What IP addresses will Let’s Encrypt use to validate my web server?
We don’t publish a list of IP addresses we use to validate, because they may change at any time. In the future we may validate from multiple IP addresses at once.
Can I issue a certificate if my web server doesn’t listen on port 80?
Yes, using the
TLS-SNI-01 challenge, for example with Certbot’s apache or standalone plugin. In order to solve a
HTTP-01 challenge, your web server must listen on port 80.
Can I issue a certificate without exposing any ports?
Yes, using the
DNS-01 challenge. With Certbot, you can use this challenge using the manual plugin. Automation is possible via
I’m on a shared hosting plan.
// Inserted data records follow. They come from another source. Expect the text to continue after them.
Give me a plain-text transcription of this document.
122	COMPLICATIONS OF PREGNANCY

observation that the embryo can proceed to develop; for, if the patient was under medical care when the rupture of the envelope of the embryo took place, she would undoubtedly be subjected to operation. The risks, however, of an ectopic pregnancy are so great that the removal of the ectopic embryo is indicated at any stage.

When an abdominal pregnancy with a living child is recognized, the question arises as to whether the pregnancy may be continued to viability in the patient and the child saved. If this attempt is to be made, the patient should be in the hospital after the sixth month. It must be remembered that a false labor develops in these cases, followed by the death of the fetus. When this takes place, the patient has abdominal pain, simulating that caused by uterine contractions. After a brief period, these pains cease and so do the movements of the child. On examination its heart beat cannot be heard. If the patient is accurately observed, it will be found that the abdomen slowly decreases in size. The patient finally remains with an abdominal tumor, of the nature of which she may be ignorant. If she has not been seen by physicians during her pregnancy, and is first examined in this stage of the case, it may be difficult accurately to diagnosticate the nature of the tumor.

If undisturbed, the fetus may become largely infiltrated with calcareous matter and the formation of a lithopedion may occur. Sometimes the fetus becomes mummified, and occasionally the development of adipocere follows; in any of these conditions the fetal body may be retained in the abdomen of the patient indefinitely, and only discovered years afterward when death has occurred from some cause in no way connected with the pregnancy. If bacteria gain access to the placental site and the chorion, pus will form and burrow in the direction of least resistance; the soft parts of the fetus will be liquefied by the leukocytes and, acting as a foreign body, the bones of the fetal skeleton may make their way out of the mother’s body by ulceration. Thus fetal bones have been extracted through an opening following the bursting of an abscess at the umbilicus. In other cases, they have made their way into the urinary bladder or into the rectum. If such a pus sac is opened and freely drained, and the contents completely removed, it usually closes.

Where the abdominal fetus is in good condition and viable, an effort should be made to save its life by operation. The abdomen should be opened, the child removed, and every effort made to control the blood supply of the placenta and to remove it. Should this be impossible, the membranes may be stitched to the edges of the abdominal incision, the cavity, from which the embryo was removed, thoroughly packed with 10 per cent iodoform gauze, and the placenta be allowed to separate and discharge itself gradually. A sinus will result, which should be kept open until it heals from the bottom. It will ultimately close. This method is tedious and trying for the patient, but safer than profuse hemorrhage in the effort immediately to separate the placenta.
Can I use Let’s Encrypt?
The easiest solution would be for your web host to provide a one-click integration with Let’s Encrypt through their control panel. The community maintains a list of web hosting providers with Let’s Encrypt support.
If your web host doesn’t integrate with Let’s Encrypt directly, but supports uploading your own certificate and key, you might be able to use Let’s Encrypt. The client has a manual mode which should work in typical shared hosting environments. Note that you’ll have to renew your certificate manually every 3 months.